12 November 2021
From here in our Glasgow office at the epicentre of the 12-day proceedings beamed globally across continents and watched with curious eyes, we thought we would share with you a playlist that reflects our feelings, wishes, and hopes for a sustainably led future. As the dust from thousands of new and returning visitors settles, we are able to reflect on the shared experience that music allows us to unite in, and how we as participants can find solace and power, in listening.
Feel free to join in sharing your playlists too, we had a lot of earnest fun with this one…
Environments, Floating Points
When coming up with music for this playlist I thought of this track first because of its title. I’m not sure why it’s called Environments, but the conflict between the serene drawn-out melody line and the industrial drum track seem like two very contrasting environments and could easily be interpreted as the divide between rural and urban, balanced and distorted, or natural and manufactured.
Plantasia, Mort Garson
As both a houseplant enthusiast and self-professed synth nerd this whole album from 1976 is the perfect combination, summed up by its subtitle ‘warm earth music for plants… and the people who love them’. I find the idea of electronic synthesised music having this natural, organic property really interesting, and perhaps reflects a healthier approach to how we in the current technology-driven world should interact with our surroundings.
Sumer is icumen in
An Old English traditional song, composer anon. it demonstrates that we’ve always sang and celebrated the seasons.
La Mer, Charles Trenet
The sea is inspiring and terrifying. It takes us to new places, it feeds us, so much of it is still unknown to us. If we continue to mistreat the sea, it will end our civilisation as we know it. This song is all about the romance of the sea and the cliffs and the birds and lovely contours.
An Acre of Land, PJ Harvey
For a few years I lived abroad, in Canada. To my surprise what I found I missed most about home wasn’t bacon or tea but the countryside. During my time out there a couple of fantastic British films set in the countryside came out – Dark River and The Levelling. Both are wonderful, atmospheric (if bleak) films, and made me long for an autumnal walk in the country back home, damp in the air and leaves underfoot. My first track, by PJ Harvey, is from the Soundtrack to Dark River.
Four Sea Interludes – Dawn, Benjamin Britten
The second ties to a very specific place, Aldeburgh in Suffolk. Somewhere where my family have been holidaying for decades. Of course, Aldeburgh is closely associated with Benjamin Britten, and his Sea Interludes always make me think of Aldeburgh Beach, Orford Ness and the strange and bleak area that is. It’s a magical and special place and landscape.

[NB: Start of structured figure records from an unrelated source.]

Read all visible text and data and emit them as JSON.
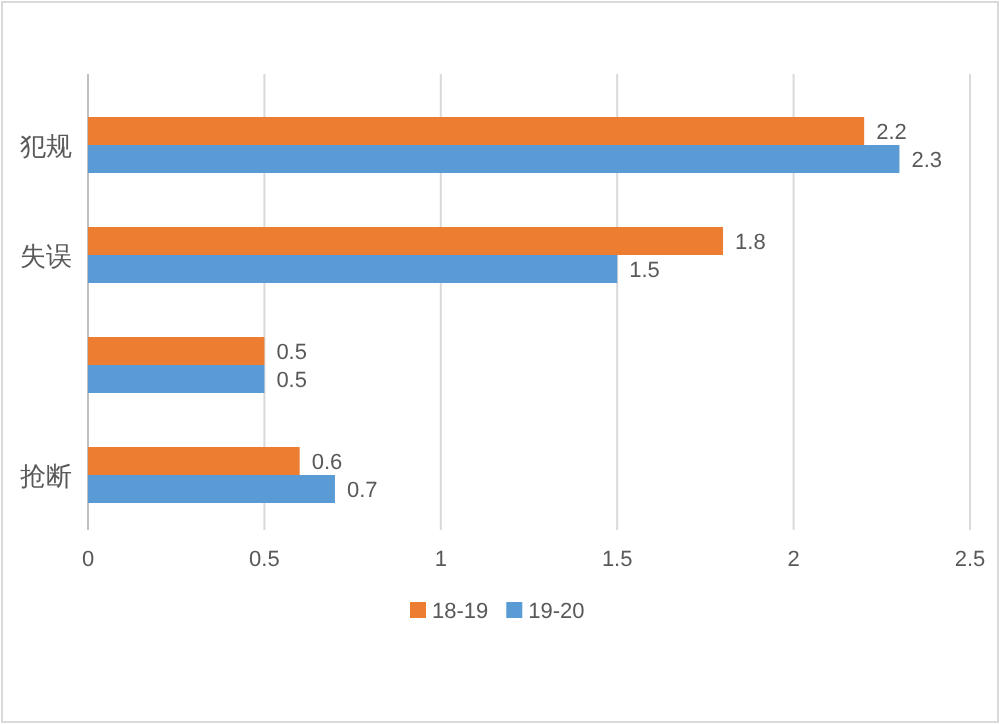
{
  "chart_data": {
    "type": "bar",
    "orientation": "horizontal",
    "categories": [
      "犯规",
      "失误",
      null,
      "抢断"
    ],
    "series": [
      {
        "name": "18-19",
        "color": "#ed7d31",
        "values": [
          2.2,
          1.8,
          0.5,
          0.6
        ]
      },
      {
        "name": "19-20",
        "color": "#5b9bd5",
        "values": [
          2.3,
          1.5,
          0.5,
          0.7
        ]
      }
    ],
    "xlim": [
      0,
      2.5
    ],
    "xticks": [
      0,
      0.5,
      1,
      1.5,
      2,
      2.5
    ],
    "grid": "x",
    "legend": "bottom",
    "data_labels": true
  }
}
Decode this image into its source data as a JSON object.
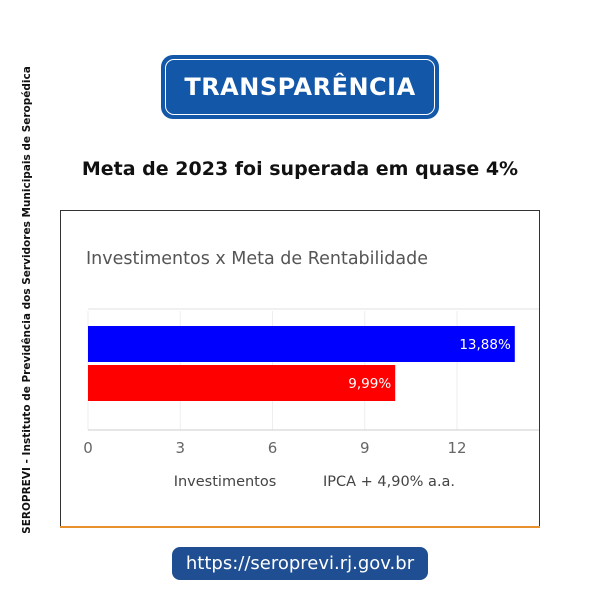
{
  "side_label": "SEROPREVI - Instituto de Previdência dos Servidores Municipais de Seropédica",
  "badge": {
    "label": "TRANSPARÊNCIA",
    "color": "#1257a8"
  },
  "headline": "Meta de 2023 foi superada em quase 4%",
  "url": "https://seroprevi.rj.gov.br",
  "chart_data": {
    "type": "bar",
    "orientation": "horizontal",
    "title": "Investimentos x Meta de Rentabilidade",
    "series": [
      {
        "name": "Investimentos",
        "value": 13.88,
        "label": "13,88%",
        "color": "#0000ff"
      },
      {
        "name": "IPCA + 4,90% a.a.",
        "value": 9.99,
        "label": "9,99%",
        "color": "#ff0000"
      }
    ],
    "xticks": [
      0,
      3,
      6,
      9,
      12
    ],
    "xlim": [
      0,
      14.9
    ],
    "legend": [
      "Investimentos",
      "IPCA + 4,90% a.a."
    ],
    "legend_position": "bottom"
  }
}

(Nothing but) Flowers, Talking Heads
An aggressively optimistic stance on rewilding from Talking Heads.
Who knows where the time goes? Fairport Convention
Where did all the time go? No time like the present to put those sustainability plans into action.
Where the light is, John Mayer Live in Los Angeles
Ironically positive sounding, yet Mayer sings of a sad reality
We Shall Overcome, Joan Baez
An old civil rights protest song, instils hope, faith, defiance, determination
Feels Like Summer, Childish Gambino
Sounds like a soundtrack to summer days but the environmentally focussed lyrics tell a different story
All we got, Chance the Rapper ft Kanye West
The lyrics “music is all we got” feel appropriate, both in the sense that this planet is all we’ve got, and that music is often a powerful means of invoking emotion, action, and inspiring change #pretentious #sorrynotsorry #pleasedon’tincludethesehashtags #sorryiincludedthesehashtags
Degree of Change, KMRU
Nairobian sound artist Joseph Kamaru makes me feel nostalgic for a landscape I am unfamiliar with but feel akin to. The drawls of echoing sound, repetitive and chamberic feels organic yet nuanced at the same time. I am reminded of the experiences that are shared across continents, and the 3-4°C that might separate us.
Seabird, Maria Somerville
The sea, the sea, what else to say. The serene image of swooping birds inevitably aids a much-privileged convalescence from the ‘climate fatigue’ that can so often surround high intensity meetings as the Cop-26. The whole weeks process has been a mix of enlightenment, sheer will and blah blah blah… Seabird shelters a hope that all is not lost… and on our lucky shores always there is the sea to recover, recharge, then return to the fight.